12.4 Validity as a social construction
Validation of the qualitative
interpretations I have done in this dissertation is taken care of by amongst
others quoting the participants in the text. These quotations are a selection
which are chosen in order to support what in my opinion seems to be to be most
relevant in relation to the exploration of the concept and phenomenon of shame
within the context of a Norwegian Incest Centre. Guba and Lincoln (2005) argue that validity
can be seen as a different form of authenticity, as a form of resistance, and
as an ethical relationship. Kvale (1996) writes that validity in qualitative
research has to do with craftsmanship. This involves checking, questioning, and
theorizing. Lincoln and Guba (2002) also write about the importance of the writer’s
emotional and intellectual commitment to craftsmanship. According to Holstein and Gubrium (1995), the key to the interview is
the active nature of the process involved which leads to a contextually bound
and mutually created story. One way of viewing validity in such a mutually created
story can therefore be discussed in terms of its authenticity, resistance,
ethics and craftsmanship. Kvale (1996) says that this means that validity is
also a social construction.
Fontana and Frey (2005) argue that active
interviewing is a form of empathetic interviewing which they call “…a method of
morality because it attempts to restore the sacredness of humans before
addressing any theoretical or methodological concerns” (Fontana and Frey 2005: 697). They say that if
one accepts that neutrality is not possible, then taking a stance is
unavoidable.
The new empathetic approaches take an ethical stance in favour of the
individual or group being studied.
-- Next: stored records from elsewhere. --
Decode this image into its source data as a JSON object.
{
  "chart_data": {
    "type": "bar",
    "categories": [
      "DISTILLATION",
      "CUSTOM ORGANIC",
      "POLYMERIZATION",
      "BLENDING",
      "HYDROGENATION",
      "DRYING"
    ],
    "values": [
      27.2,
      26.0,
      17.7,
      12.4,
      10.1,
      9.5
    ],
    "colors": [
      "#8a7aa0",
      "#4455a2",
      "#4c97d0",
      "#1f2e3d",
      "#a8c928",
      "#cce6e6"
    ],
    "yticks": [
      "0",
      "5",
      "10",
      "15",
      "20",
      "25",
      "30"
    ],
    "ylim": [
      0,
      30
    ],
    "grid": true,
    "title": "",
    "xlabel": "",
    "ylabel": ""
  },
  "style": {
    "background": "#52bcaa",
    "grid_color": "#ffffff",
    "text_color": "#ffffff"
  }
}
The interviewer becomes advocate and partner
in the study, hoping to be able to use the results to advocate social policies
and ameliorate the conditions of the interviewee. The preference is to study oppressed
and underdeveloped groups (Fontana
and Frey 2005: 696).
Asking questions and getting answers
is, as mentioned above, much more difficult than it may seem at first. People
involved in the interview may choose different strategies in asking questions
and in giving answers. Both parties in the interview can work strategically.
Law (2004) writes that
Realities are produced along with the statements that report them. The
argument is that they are not necessarily independent, anterior, definite and
singular. If they appear to be so (as they usually do), then this itself is an
effect that has been produced in practice, a consequence of method (Law 2004: 38).
The problem is not only what we do,
but also how we do it. Knowledge is not just the objective result or product of
scientific work, such as can be recorded in articles, doctoral dissertations or
other scientific presentations, but also something we do and we call this
productive activity scientific research. Research is a creative and
interpretive practice. Holstein and Gubrium
(2005) explain that
Interpretive practice engages both the how’s and the what’s of social
reality; it is centered in both how people methodologically construct their
experiences and their worlds, and in the configurations of meaning and
institutional life that inform and shape their reality-constructing activity. A
growing attention to both the how’s and the what’s of the social construction
process echoes Karl Marx’s (1956) adage that people actively construct their
worlds but not completely on, or in, their own terms (Holstein and Gubrium 2005: 484).